= Euthymiac History =

Chalcedonian ecclesiastical history

The Euthymiac History (Εὐθυμιακὴ ἱστορία; Historia Euthymiaca) is a Chalcedonian ecclesiastical history preserved today only in fragments quoted in other works. It is notable for containing the earliest reference to the doctrine of the Assumption of Mary.

==Textual history==
The Euthymiac History was written in Greek sometime between about 550 and 750, or perhaps even as early as the early 6th century. A date late in the 9th century has been proposed, but must be rejected. The meaning of the term "Euthymiac" or "Euthymian" is uncertain. John Wortley reads it as a reference to a lost biography of Euthymius the Great. The passages that survive do not belong to the known biography of Euthymius by Cyril of Scythopolis.

Its surviving two fragments both cover the middle of the 5th century. One excerpt is found in John of Damascus's second sermon on the Dormition, written between about 730 and 750. The earliest manuscript of the sermon dates to 890. The passage excerpted from the Euthymiac History is usually regarded as an interpolation, although every surviving copy of the sermon includes it. The same excerpt as found in John's sermon is found independently in the manuscript Sinaiticus gr. 491 of the 8th or 9th century. It was incorporated into the Synaxarion of Constantinople and is also known in Arabic translation. The same tradition, perhaps also drawn from the Euthymiac History, is found in Cosmas Vestitor's fourth sermon on the Dormition.

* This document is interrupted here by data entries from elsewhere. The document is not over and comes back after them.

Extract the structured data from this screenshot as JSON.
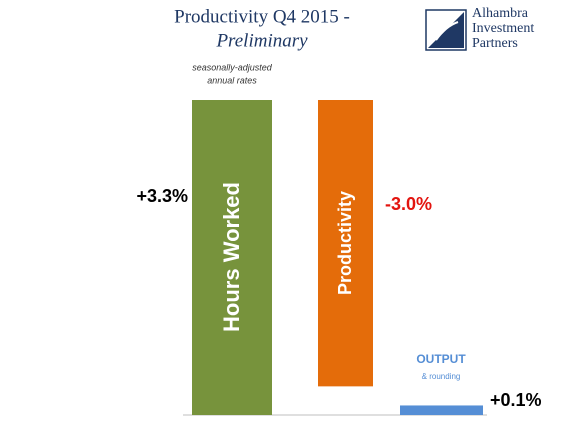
{
  "chart_data": {
    "type": "waterfall",
    "title": [
      "Productivity Q4 2015 -",
      "Preliminary"
    ],
    "subtitle": [
      "seasonally-adjusted",
      "annual rates"
    ],
    "categories": [
      "Hours Worked",
      "Productivity",
      "OUTPUT"
    ],
    "values": [
      3.3,
      -3.0,
      0.1
    ],
    "value_labels": [
      "+3.3%",
      "-3.0%",
      "+0.1%"
    ],
    "colors": [
      "#77933c",
      "#e46c0a",
      "#558ed5"
    ],
    "label_colors": [
      "#000000",
      "#e3140f",
      "#000000"
    ],
    "annotation": "& rounding"
  },
  "logo": [
    "Alhambra",
    "Investment",
    "Partners"
  ]
}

Another excerpt is quoted in the Pandects of Nikon of the Black Mountain (11th century), whence it found its way into the Ecclesiastical History of Nikephoros Kallistos Xanthopoulos (14th century). It concerns the Archbishop Flavian of Constantinople (446–449) and Chrysaphius, chief minister of Theodosius II. The same episode in similar language is related in Theophanes the Confessor, but he does not cite the Euthymiac History. It has been suggested that Nikon invented the attribution on the basis of similarities between his text and the text in John of Damascus, including the figure of Pulcheria.

==Content==
The interpolator who added the excerpt to John of Damascus's sermon specifies that he is excerpting from chapter 40 of the third book of the Euthymiac History. This interpolation was made early in the history of the text and so achieved a wide distribution. According to the excerpt, at the time of the council of Chalcedon in 451, the Emperor Marcian and Empress Pulcheria asked Patriarch Juvenal of Jerusalem to have relics of Mary, mother of Jesus, sent to Constantinople. Juvenal replied that there were no bodily relics of Mary. Three days after Mary's Dormition, one of the apostles arrived and asked to see inside her tomb. When it was opened, her body was no longer there, only her funeral shroud. Upon being told this, the imperial couple requested the garment and, after his return, Juvenal had it sent to Constantinople, where it was placed in a church in Blachernae.

The account of the Dormition in the Euthymiac History belongs to the so-called "late apostle" tradition, a collection of independent legends that relate how one apostle arrived late and did not witness the Dormition. Although often called Thomas, that name does not appear to have been in the Euthymiac History. It has been suggested that Juvenal may have invented the doctrine of the Assumption to guard the body of Mary against imperial expropriation, but there is no evidence for the existence of Mary's body as a relic or place of pilgrimage. That a robe purportedly belonging to Mary arrived in Constantinople in a casket at some point before the 7th century is certain, and the Euthymiac History may contain an accurate account of its origin.

The speech of Juvenal contains a long quotation from the Pseudo-Dionysian Divine Names.